Frrole currently processes close to 5 million tweets per day for data pulled for 20 cities. The beauty is that it manages to do so using just one slice of a server hosted on Rackspace Cloud, costing $10 a month. While further scaling would not exactly be linear, they expect to be able to cover the English-speaking world at a budget that would at max be a few hundred dollars.
Frrole uses a combination of Java and LAMP stacks. The back end consists of Java based web services and the front end is LAMP based. Both the front end and back end modules are hosted separately and run their own MySQL DBs and caching layers. While the back end has a single layer of memcaching, the front end employs both memcaching and DB caching. Back end also uses Spring Security Framework for specific modules.
Frrole architecture is highly modularized and employs some key concepts of SOA. Having such a modularized architecture helps them build redundancy and fail-safe mechanisms into the system which are critical for real-time systems. While the front end and the back end are completely modular and use only specific web service interfaces to communicate, the back end itself runs the processing engine separately from the imports, servicing or management modules.
From a design perspective, a key challenge also was the decision between brute forcing data analysis vs. smart data reduction first. It involved making a lot of assumptions, validating them, tweaking them and so on. As of now, the system manages to reduce data almost by a factor of 3, while losing virtually nothing.
Even otherwise, they had a great time constraining themselves of hardware resources, with an objective to make the code efficient to a level that it can extract the maximum out of hardware available, before they built in redundancy and margins into the system.
The team completed the first proof of concept (POC) around the April-May this year. After a crunch phase during the release of Travelomy, they re-started work on Frrole around the last week of July. The private alpha version was released around mid-September, and the public alpha around the first week of October. The public beta now covers 20 cities across the globe.
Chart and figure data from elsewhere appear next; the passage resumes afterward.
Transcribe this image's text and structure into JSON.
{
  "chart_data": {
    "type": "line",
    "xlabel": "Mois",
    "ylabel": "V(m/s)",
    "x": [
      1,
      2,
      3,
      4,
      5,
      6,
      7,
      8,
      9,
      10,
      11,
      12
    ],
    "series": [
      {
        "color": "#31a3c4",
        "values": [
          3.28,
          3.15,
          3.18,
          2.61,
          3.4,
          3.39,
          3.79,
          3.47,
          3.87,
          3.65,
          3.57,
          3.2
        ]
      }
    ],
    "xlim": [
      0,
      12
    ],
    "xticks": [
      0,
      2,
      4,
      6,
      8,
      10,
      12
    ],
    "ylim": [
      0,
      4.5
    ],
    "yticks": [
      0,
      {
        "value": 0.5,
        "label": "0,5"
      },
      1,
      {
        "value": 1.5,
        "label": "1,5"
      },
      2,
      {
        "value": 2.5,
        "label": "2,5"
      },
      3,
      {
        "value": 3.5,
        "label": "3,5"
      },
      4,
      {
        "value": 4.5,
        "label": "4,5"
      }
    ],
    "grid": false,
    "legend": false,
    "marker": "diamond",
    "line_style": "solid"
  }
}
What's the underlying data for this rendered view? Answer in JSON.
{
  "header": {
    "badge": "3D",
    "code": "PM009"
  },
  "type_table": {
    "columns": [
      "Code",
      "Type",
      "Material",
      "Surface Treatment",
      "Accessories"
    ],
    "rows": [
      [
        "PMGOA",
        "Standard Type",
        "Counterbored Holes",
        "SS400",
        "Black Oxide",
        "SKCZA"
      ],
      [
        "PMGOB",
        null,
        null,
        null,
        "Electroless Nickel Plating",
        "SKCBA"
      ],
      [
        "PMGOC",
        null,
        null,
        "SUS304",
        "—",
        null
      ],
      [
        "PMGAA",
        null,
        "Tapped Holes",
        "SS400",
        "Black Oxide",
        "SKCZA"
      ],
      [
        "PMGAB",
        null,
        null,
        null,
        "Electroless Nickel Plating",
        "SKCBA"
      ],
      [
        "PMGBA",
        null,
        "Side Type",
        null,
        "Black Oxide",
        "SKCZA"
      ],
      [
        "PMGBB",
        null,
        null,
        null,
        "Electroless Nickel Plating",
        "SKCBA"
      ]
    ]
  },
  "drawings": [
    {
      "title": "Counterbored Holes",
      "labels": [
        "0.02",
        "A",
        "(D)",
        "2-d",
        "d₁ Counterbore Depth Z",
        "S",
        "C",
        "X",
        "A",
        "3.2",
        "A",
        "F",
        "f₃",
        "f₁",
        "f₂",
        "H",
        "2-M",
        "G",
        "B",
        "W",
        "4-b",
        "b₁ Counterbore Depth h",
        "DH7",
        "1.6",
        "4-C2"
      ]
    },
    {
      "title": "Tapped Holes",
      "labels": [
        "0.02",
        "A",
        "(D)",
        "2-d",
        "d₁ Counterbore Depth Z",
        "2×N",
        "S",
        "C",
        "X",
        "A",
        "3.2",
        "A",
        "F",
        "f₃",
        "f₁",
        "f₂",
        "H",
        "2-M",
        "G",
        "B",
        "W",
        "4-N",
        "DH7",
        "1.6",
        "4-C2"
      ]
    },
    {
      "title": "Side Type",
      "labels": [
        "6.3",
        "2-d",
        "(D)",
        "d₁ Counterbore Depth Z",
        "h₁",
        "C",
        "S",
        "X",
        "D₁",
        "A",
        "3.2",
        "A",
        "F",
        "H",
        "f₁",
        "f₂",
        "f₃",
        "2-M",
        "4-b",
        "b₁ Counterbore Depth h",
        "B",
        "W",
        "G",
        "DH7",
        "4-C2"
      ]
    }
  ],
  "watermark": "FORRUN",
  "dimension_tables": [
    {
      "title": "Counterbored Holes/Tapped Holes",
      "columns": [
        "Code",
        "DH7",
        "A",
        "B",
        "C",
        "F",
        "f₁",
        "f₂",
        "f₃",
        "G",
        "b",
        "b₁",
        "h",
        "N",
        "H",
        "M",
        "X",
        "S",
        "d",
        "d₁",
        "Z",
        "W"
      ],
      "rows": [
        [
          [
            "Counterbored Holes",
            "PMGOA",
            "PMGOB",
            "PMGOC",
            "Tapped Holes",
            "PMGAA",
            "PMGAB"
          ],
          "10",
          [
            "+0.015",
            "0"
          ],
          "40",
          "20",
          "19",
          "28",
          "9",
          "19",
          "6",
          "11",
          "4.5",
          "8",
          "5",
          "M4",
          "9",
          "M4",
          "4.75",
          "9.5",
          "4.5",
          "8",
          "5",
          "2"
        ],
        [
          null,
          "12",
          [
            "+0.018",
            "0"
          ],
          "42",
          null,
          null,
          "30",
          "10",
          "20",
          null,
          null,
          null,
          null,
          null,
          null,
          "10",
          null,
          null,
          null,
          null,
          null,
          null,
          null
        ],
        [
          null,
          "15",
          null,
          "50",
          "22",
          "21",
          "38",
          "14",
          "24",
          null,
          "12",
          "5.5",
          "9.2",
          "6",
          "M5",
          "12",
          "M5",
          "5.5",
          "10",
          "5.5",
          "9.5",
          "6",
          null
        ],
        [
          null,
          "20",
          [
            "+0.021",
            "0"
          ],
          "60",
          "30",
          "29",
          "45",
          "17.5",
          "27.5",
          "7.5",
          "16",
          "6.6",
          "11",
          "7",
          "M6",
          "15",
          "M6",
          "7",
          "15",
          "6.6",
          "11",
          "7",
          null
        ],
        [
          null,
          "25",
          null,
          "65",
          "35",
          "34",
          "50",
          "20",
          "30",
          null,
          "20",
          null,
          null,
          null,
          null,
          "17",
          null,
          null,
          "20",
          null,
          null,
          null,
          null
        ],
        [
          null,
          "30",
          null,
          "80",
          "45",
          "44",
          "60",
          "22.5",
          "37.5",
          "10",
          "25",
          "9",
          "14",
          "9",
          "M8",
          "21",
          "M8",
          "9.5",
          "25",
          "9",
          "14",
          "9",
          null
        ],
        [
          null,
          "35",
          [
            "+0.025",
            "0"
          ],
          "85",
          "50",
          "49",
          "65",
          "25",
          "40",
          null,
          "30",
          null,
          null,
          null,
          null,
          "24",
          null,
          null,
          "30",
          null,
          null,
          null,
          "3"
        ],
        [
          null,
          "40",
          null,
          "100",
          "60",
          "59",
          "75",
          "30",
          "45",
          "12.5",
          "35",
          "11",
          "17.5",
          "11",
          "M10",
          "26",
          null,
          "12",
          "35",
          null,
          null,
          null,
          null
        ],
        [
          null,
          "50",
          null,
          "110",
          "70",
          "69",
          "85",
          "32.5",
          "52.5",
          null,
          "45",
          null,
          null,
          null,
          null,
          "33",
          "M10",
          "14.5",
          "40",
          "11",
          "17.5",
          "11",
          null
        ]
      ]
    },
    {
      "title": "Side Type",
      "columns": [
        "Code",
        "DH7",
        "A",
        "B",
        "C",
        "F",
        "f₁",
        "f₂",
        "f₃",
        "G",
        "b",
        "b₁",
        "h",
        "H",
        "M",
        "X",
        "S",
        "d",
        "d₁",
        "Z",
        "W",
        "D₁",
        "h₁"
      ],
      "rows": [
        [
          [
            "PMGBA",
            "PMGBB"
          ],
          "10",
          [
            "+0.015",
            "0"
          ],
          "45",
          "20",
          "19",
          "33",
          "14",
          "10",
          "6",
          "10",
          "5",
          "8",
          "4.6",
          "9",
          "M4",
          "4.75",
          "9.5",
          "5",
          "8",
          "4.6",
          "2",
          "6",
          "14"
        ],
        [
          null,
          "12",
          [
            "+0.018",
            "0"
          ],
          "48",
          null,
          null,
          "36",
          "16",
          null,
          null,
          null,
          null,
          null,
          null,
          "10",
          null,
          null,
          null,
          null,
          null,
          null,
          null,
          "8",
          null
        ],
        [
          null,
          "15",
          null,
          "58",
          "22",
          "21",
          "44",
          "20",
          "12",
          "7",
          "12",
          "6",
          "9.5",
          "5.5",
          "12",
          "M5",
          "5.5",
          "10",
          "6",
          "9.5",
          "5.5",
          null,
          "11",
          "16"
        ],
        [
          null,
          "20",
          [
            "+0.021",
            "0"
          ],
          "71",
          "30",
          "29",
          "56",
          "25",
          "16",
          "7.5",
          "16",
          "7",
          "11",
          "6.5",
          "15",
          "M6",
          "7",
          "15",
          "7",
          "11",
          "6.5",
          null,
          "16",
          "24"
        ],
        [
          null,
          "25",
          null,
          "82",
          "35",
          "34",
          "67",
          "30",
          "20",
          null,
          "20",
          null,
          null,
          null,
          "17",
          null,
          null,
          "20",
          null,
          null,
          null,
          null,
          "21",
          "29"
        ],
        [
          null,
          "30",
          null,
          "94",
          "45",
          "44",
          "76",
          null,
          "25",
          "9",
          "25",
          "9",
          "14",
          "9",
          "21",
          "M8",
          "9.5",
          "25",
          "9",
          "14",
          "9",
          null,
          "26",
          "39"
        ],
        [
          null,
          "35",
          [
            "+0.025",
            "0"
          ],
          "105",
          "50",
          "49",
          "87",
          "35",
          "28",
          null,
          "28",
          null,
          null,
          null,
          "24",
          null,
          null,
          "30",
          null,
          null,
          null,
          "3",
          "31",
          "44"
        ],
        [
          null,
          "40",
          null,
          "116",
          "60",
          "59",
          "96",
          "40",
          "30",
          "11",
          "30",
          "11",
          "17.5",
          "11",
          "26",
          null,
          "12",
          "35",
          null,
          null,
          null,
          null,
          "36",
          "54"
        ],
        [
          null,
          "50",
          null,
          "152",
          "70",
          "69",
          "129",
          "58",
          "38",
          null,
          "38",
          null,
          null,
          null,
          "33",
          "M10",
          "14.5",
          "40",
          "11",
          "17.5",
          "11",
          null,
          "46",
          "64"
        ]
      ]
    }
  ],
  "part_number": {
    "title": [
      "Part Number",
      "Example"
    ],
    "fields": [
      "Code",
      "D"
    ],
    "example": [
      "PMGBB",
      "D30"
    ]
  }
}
Geographical scaling is big on our agenda. Frrole currently processes close to 5 million tweets every day spanning 20 cities; our goal is to scale up to cover 100 cities and 20 million tweets in the next 6 months. It is a stretch goal, but that is what makes it all the more fun.
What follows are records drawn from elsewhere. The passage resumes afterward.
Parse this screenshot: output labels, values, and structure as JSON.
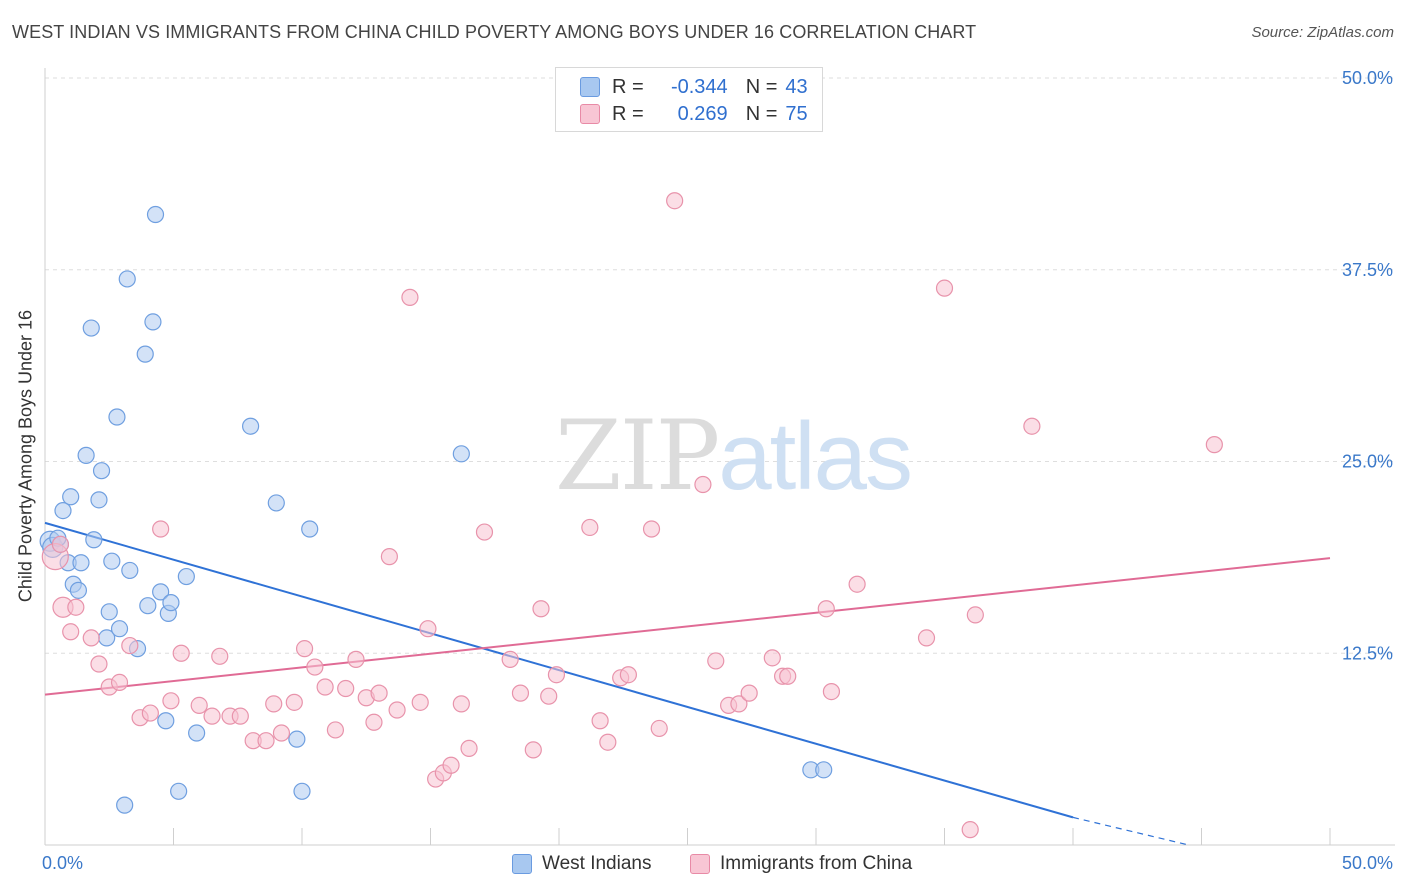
{
  "title": "WEST INDIAN VS IMMIGRANTS FROM CHINA CHILD POVERTY AMONG BOYS UNDER 16 CORRELATION CHART",
  "source": "Source: ZipAtlas.com",
  "watermark": {
    "zip": "ZIP",
    "atlas": "atlas"
  },
  "legend": {
    "rows": [
      {
        "r_label": "R =",
        "r_value": "-0.344",
        "n_label": "N =",
        "n_value": "43",
        "color": "#a8c8f0",
        "border": "#6a9be0"
      },
      {
        "r_label": "R =",
        "r_value": "0.269",
        "n_label": "N =",
        "n_value": "75",
        "color": "#f8c6d4",
        "border": "#e88aa6"
      }
    ]
  },
  "colors": {
    "blue_fill": "#aecbf0",
    "blue_stroke": "#6f9fe0",
    "blue_line": "#2f72d6",
    "pink_fill": "#f7c3d2",
    "pink_stroke": "#e893ab",
    "pink_line": "#e06b95",
    "tick_label": "#3a78c9",
    "grid": "#dedede"
  },
  "chart_data": {
    "type": "scatter",
    "title": "WEST INDIAN VS IMMIGRANTS FROM CHINA CHILD POVERTY AMONG BOYS UNDER 16 CORRELATION CHART",
    "xlabel": "",
    "ylabel": "Child Poverty Among Boys Under 16",
    "xlim": [
      0,
      50
    ],
    "ylim": [
      0,
      50
    ],
    "x_tick_labels": [
      {
        "value": 0,
        "label": "0.0%"
      },
      {
        "value": 50,
        "label": "50.0%"
      }
    ],
    "y_tick_labels": [
      {
        "value": 12.5,
        "label": "12.5%"
      },
      {
        "value": 25,
        "label": "25.0%"
      },
      {
        "value": 37.5,
        "label": "37.5%"
      },
      {
        "value": 50,
        "label": "50.0%"
      }
    ],
    "grid": true,
    "legend_position": "bottom",
    "series": [
      {
        "name": "West Indians",
        "r": -0.344,
        "n": 43,
        "trend": {
          "x": [
            0,
            40
          ],
          "y": [
            21.0,
            1.8
          ],
          "dashed_to": [
            44.5,
            0
          ]
        },
        "points": [
          [
            0.2,
            19.8,
            2
          ],
          [
            0.3,
            19.4,
            2
          ],
          [
            0.6,
            19.6,
            1
          ],
          [
            0.5,
            20.0,
            1
          ],
          [
            0.7,
            21.8,
            1
          ],
          [
            0.9,
            18.4,
            1
          ],
          [
            1.0,
            22.7,
            1
          ],
          [
            1.1,
            17.0,
            1
          ],
          [
            1.3,
            16.6,
            1
          ],
          [
            1.4,
            18.4,
            1
          ],
          [
            1.6,
            25.4,
            1
          ],
          [
            1.8,
            33.7,
            1
          ],
          [
            1.9,
            19.9,
            1
          ],
          [
            2.1,
            22.5,
            1
          ],
          [
            2.2,
            24.4,
            1
          ],
          [
            2.4,
            13.5,
            1
          ],
          [
            2.5,
            15.2,
            1
          ],
          [
            2.6,
            18.5,
            1
          ],
          [
            2.8,
            27.9,
            1
          ],
          [
            2.9,
            14.1,
            1
          ],
          [
            3.1,
            2.6,
            1
          ],
          [
            3.2,
            36.9,
            1
          ],
          [
            3.3,
            17.9,
            1
          ],
          [
            3.6,
            12.8,
            1
          ],
          [
            3.9,
            32.0,
            1
          ],
          [
            4.0,
            15.6,
            1
          ],
          [
            4.2,
            34.1,
            1
          ],
          [
            4.3,
            41.1,
            1
          ],
          [
            4.5,
            16.5,
            1
          ],
          [
            4.7,
            8.1,
            1
          ],
          [
            4.8,
            15.1,
            1
          ],
          [
            4.9,
            15.8,
            1
          ],
          [
            5.2,
            3.5,
            1
          ],
          [
            5.5,
            17.5,
            1
          ],
          [
            5.9,
            7.3,
            1
          ],
          [
            8.0,
            27.3,
            1
          ],
          [
            9.0,
            22.3,
            1
          ],
          [
            9.8,
            6.9,
            1
          ],
          [
            10.0,
            3.5,
            1
          ],
          [
            10.3,
            20.6,
            1
          ],
          [
            16.2,
            25.5,
            1
          ],
          [
            29.8,
            4.9,
            1
          ],
          [
            30.3,
            4.9,
            1
          ]
        ]
      },
      {
        "name": "Immigrants from China",
        "r": 0.269,
        "n": 75,
        "trend": {
          "x": [
            0,
            50
          ],
          "y": [
            9.8,
            18.7
          ]
        },
        "points": [
          [
            0.4,
            18.8,
            3
          ],
          [
            0.6,
            19.6,
            1
          ],
          [
            0.7,
            15.5,
            2
          ],
          [
            1.0,
            13.9,
            1
          ],
          [
            1.2,
            15.5,
            1
          ],
          [
            1.8,
            13.5,
            1
          ],
          [
            2.1,
            11.8,
            1
          ],
          [
            2.5,
            10.3,
            1
          ],
          [
            2.9,
            10.6,
            1
          ],
          [
            3.3,
            13.0,
            1
          ],
          [
            3.7,
            8.3,
            1
          ],
          [
            4.1,
            8.6,
            1
          ],
          [
            4.5,
            20.6,
            1
          ],
          [
            4.9,
            9.4,
            1
          ],
          [
            5.3,
            12.5,
            1
          ],
          [
            6.0,
            9.1,
            1
          ],
          [
            6.5,
            8.4,
            1
          ],
          [
            6.8,
            12.3,
            1
          ],
          [
            7.2,
            8.4,
            1
          ],
          [
            7.6,
            8.4,
            1
          ],
          [
            8.1,
            6.8,
            1
          ],
          [
            8.6,
            6.8,
            1
          ],
          [
            8.9,
            9.2,
            1
          ],
          [
            9.2,
            7.3,
            1
          ],
          [
            9.7,
            9.3,
            1
          ],
          [
            10.1,
            12.8,
            1
          ],
          [
            10.5,
            11.6,
            1
          ],
          [
            10.9,
            10.3,
            1
          ],
          [
            11.3,
            7.5,
            1
          ],
          [
            11.7,
            10.2,
            1
          ],
          [
            12.1,
            12.1,
            1
          ],
          [
            12.5,
            9.6,
            1
          ],
          [
            12.8,
            8.0,
            1
          ],
          [
            13.0,
            9.9,
            1
          ],
          [
            13.4,
            18.8,
            1
          ],
          [
            13.7,
            8.8,
            1
          ],
          [
            14.2,
            35.7,
            1
          ],
          [
            14.6,
            9.3,
            1
          ],
          [
            14.9,
            14.1,
            1
          ],
          [
            15.2,
            4.3,
            1
          ],
          [
            15.5,
            4.7,
            1
          ],
          [
            15.8,
            5.2,
            1
          ],
          [
            16.2,
            9.2,
            1
          ],
          [
            16.5,
            6.3,
            1
          ],
          [
            17.1,
            20.4,
            1
          ],
          [
            18.1,
            12.1,
            1
          ],
          [
            18.5,
            9.9,
            1
          ],
          [
            19.0,
            6.2,
            1
          ],
          [
            19.3,
            15.4,
            1
          ],
          [
            19.6,
            9.7,
            1
          ],
          [
            19.9,
            11.1,
            1
          ],
          [
            21.2,
            20.7,
            1
          ],
          [
            21.6,
            8.1,
            1
          ],
          [
            21.9,
            6.7,
            1
          ],
          [
            22.4,
            10.9,
            1
          ],
          [
            22.7,
            11.1,
            1
          ],
          [
            23.6,
            20.6,
            1
          ],
          [
            23.9,
            7.6,
            1
          ],
          [
            24.5,
            42.0,
            1
          ],
          [
            25.6,
            23.5,
            1
          ],
          [
            26.1,
            12.0,
            1
          ],
          [
            26.6,
            9.1,
            1
          ],
          [
            27.0,
            9.2,
            1
          ],
          [
            27.4,
            9.9,
            1
          ],
          [
            28.3,
            12.2,
            1
          ],
          [
            28.7,
            11.0,
            1
          ],
          [
            28.9,
            11.0,
            1
          ],
          [
            30.4,
            15.4,
            1
          ],
          [
            30.6,
            10.0,
            1
          ],
          [
            31.6,
            17.0,
            1
          ],
          [
            34.3,
            13.5,
            1
          ],
          [
            35.0,
            36.3,
            1
          ],
          [
            36.0,
            1.0,
            1
          ],
          [
            36.2,
            15.0,
            1
          ],
          [
            38.4,
            27.3,
            1
          ],
          [
            45.5,
            26.1,
            1
          ]
        ]
      }
    ]
  }
}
They would also continue to improve their algorithms and expand the list of categories they cover. Especially the algorithms, as it is really a never-ending exercise. The key challenge is in being so much ahead of the curve that you can always give wow to your users, but that is much easier said than done. Google Search is a great example of an already good product that just keeps getting better; and Amarpreet hopes to pick a leaf or two from their book.
Frrole is also going to open up their APIs to third-party developers/teams by January. Right now, they’re looking at doing a private alpha that helps them get early feedback to improve the APIs. In return, they would be providing free subscription for a sizeable period, letting those teams play around and see if their service can add value to their products.